The manager of the Alaska Railroad sponsored the first contest and awarded Max Sherrod a $25 prize for his 23-pound winning entry. Scott Robb, 2012’s winner, won a $2,000 prize and set a Guinness World Record with his nearly 138-pound whopper.
Blue Ribbon-Winning Pies
The rides are a blast. The animal exhibits? Oh so cute. But no visit to a state fair is complete without a slice of delectable, overstuffed pie. Every state fair offers its own variety of pie baking contests, often celebrating (what else?) the best local fare.

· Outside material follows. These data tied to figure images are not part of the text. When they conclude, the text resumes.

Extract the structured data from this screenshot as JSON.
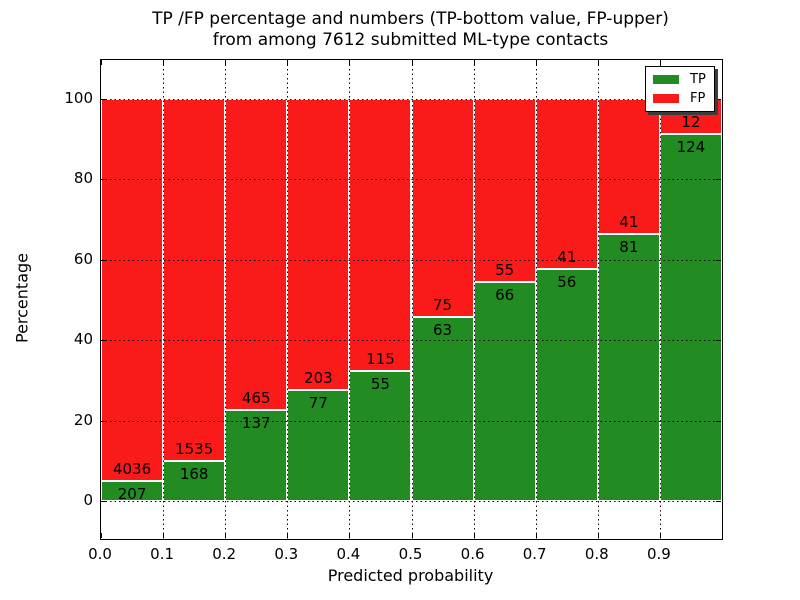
{
  "chart_data": {
    "type": "bar",
    "subtype": "stacked-percentage",
    "title_line1": "TP /FP percentage and numbers (TP-bottom value, FP-upper)",
    "title_line2": "from among 7612 submitted ML-type contacts",
    "xlabel": "Predicted probability",
    "ylabel": "Percentage",
    "total_contacts": 7612,
    "categories": [
      "0.0",
      "0.1",
      "0.2",
      "0.3",
      "0.4",
      "0.5",
      "0.6",
      "0.7",
      "0.8",
      "0.9"
    ],
    "bar_width": 0.1,
    "series": [
      {
        "name": "TP",
        "color": "#228b22",
        "counts": [
          207,
          168,
          137,
          77,
          55,
          63,
          66,
          56,
          81,
          124
        ]
      },
      {
        "name": "FP",
        "color": "#fa1a1a",
        "counts": [
          4036,
          1535,
          465,
          203,
          115,
          75,
          55,
          41,
          41,
          12
        ]
      }
    ],
    "stack_total_percent": 100,
    "xticks": [
      "0.0",
      "0.1",
      "0.2",
      "0.3",
      "0.4",
      "0.5",
      "0.6",
      "0.7",
      "0.8",
      "0.9"
    ],
    "yticks": [
      0,
      20,
      40,
      60,
      80,
      100
    ],
    "xlim": [
      0,
      1.0
    ],
    "ylim": [
      -9.7,
      110.2
    ],
    "grid": "dotted-black-both-axes",
    "bar_edge_color": "#ffffff",
    "legend": {
      "position": "upper right",
      "entries": [
        {
          "label": "TP",
          "color": "#228b22"
        },
        {
          "label": "FP",
          "color": "#fa1a1a"
        }
      ]
    }
  }
}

In Georgia, peach pie is a sure bet. Michigan’s got its cherries. Idaho is known for potatoes, but when it comes to pie, wild huckleberries take the cake.
Here’s a few official state pies to be sure to sample at each corresponding fair:
Key Lime Pie (Florida)
Sugar Cream Pie (Indiana)
Boston Cream Pie (Massachusetts)*
*Actually the official state dessert, but it’s technically a cake.